Integrated Animal Health forms 10-year research pact with NMSU on herd health

Australia's Integrated Animal Health has struck its first major research pact in the Kansas City Animal Health Corridor, where it is preparing to open its U.S. headquarters. The company said this week it has formed a 10-year partnership with Northwest Missouri State University's (NMSU) Dean L. Hubbard Center for Innovation and Entrepreneurship.

Integrated Animal Health will work with Hubbard on new technologies meant to improve herd health. The company is developing a variety of feed additives to boost fertility, control the disease mastitis, promote weight gain, and reduce reliance on antibiotics.

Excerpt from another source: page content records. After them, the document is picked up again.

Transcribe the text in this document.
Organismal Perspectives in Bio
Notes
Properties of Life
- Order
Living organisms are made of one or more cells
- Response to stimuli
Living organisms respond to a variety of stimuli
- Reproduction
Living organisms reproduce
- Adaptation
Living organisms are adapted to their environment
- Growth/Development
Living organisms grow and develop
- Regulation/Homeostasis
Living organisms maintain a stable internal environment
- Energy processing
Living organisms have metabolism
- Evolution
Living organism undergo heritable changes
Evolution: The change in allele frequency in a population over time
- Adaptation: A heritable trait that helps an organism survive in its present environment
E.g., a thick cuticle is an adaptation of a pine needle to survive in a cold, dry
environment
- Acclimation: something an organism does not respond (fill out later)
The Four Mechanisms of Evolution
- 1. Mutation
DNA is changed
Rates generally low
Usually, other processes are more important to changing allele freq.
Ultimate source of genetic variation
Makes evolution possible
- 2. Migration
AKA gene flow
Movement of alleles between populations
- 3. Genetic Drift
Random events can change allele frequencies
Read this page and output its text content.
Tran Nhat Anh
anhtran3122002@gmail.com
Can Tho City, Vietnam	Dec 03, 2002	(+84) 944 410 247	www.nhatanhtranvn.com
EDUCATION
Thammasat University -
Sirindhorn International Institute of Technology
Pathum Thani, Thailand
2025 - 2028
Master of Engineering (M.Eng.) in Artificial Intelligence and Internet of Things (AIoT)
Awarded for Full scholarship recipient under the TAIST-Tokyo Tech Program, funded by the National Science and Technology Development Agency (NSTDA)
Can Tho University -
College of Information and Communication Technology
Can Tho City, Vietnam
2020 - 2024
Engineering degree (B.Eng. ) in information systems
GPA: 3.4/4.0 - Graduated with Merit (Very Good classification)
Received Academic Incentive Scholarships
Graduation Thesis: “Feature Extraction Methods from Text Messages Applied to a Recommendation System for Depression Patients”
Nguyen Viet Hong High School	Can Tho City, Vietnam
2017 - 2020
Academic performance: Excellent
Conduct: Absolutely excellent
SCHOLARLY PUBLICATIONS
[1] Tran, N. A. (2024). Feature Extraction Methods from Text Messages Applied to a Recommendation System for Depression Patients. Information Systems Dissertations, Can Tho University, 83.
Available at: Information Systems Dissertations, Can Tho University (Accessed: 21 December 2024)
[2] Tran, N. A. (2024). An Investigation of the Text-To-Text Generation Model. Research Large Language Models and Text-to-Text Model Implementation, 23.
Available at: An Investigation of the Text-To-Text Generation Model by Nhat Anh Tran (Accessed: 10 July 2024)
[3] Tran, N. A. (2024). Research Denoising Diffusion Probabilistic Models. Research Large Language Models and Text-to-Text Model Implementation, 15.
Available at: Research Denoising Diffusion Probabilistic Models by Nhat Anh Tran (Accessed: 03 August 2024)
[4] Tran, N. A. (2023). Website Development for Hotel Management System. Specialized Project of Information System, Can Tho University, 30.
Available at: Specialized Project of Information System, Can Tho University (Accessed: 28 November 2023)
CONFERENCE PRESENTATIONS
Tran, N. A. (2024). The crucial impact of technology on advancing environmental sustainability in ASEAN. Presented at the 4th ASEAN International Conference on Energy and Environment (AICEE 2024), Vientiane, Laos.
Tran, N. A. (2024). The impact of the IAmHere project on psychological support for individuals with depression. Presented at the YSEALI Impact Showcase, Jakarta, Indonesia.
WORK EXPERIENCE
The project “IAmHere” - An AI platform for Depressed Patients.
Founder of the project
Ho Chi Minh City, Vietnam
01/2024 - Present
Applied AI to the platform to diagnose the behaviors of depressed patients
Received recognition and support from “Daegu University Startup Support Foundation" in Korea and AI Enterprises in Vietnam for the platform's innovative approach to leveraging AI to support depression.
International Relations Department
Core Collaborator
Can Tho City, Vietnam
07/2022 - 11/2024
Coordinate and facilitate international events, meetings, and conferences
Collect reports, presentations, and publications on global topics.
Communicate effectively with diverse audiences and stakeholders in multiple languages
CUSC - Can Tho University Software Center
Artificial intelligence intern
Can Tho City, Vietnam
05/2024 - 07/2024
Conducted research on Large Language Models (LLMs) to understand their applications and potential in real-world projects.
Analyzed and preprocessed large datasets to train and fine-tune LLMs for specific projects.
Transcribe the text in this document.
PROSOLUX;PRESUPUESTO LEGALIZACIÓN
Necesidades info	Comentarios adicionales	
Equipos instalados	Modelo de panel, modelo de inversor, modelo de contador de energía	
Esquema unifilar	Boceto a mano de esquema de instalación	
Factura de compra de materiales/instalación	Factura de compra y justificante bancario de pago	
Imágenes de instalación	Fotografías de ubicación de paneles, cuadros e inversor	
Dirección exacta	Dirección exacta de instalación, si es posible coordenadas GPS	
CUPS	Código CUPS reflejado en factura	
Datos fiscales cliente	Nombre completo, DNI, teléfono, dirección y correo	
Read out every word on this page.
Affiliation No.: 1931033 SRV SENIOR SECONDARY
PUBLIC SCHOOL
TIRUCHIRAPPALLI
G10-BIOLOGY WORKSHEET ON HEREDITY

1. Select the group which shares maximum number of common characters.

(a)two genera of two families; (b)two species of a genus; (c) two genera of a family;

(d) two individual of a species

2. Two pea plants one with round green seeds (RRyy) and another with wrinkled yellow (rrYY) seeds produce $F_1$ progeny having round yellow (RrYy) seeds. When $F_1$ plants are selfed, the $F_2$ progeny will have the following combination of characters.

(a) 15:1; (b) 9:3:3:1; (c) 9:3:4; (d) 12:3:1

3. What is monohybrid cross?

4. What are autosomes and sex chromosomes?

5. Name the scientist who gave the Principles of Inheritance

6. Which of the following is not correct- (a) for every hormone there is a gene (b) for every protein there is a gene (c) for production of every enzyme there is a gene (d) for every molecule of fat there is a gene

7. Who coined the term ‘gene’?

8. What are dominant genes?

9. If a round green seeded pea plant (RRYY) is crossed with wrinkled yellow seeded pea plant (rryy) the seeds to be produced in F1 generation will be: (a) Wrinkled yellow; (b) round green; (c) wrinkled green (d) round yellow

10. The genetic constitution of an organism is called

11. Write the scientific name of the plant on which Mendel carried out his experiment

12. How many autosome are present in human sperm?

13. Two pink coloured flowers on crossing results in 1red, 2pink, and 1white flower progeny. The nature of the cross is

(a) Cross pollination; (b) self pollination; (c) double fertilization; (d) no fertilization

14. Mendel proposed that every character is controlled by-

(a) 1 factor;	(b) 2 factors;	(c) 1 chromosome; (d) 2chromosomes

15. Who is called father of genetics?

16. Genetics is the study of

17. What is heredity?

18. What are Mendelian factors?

Dr. Blake Hawley, president and chief executive officer of Integrated Animal Health's American operations (left) and Rob Neely, the company's founder and chief executive officer--Courtesy of Darren Whitley/Northwest Missouri State University

The Kansas City Animal Health corridor, which reaches from Columbia, MO, to Manhattan, KS, encompasses 300 companies, as well as NMSU. The university's Hubbard Center is an incubator that focuses on technology startups and that provides assistance to small companies.

The announcement comes just a few weeks after Integrated Animal Health announced that it would open a U.S. office and appoint Blake Hawley as its president and CEO. The company also recently started marketing oxycodone patches to treat pain in animals.

"Northwest Missouri State University is a natural fit for our U.S. rollout" because of its fully functioning, working dairy, said Rob Neely, founder and CEO of Integrated Animal Health in a press release. "This cooperation will allow the students to play a big role in refining our cutting-edge science and existing technologies."

Added Hawley: "Providing adequate protein to the world is one of the key challenges facing people and governments around the world. We see Integrated Animal Health playing a significant role in this endeavor, because we will license out our technologies to provide the greatest exposure for improving livestock efficiencies globally."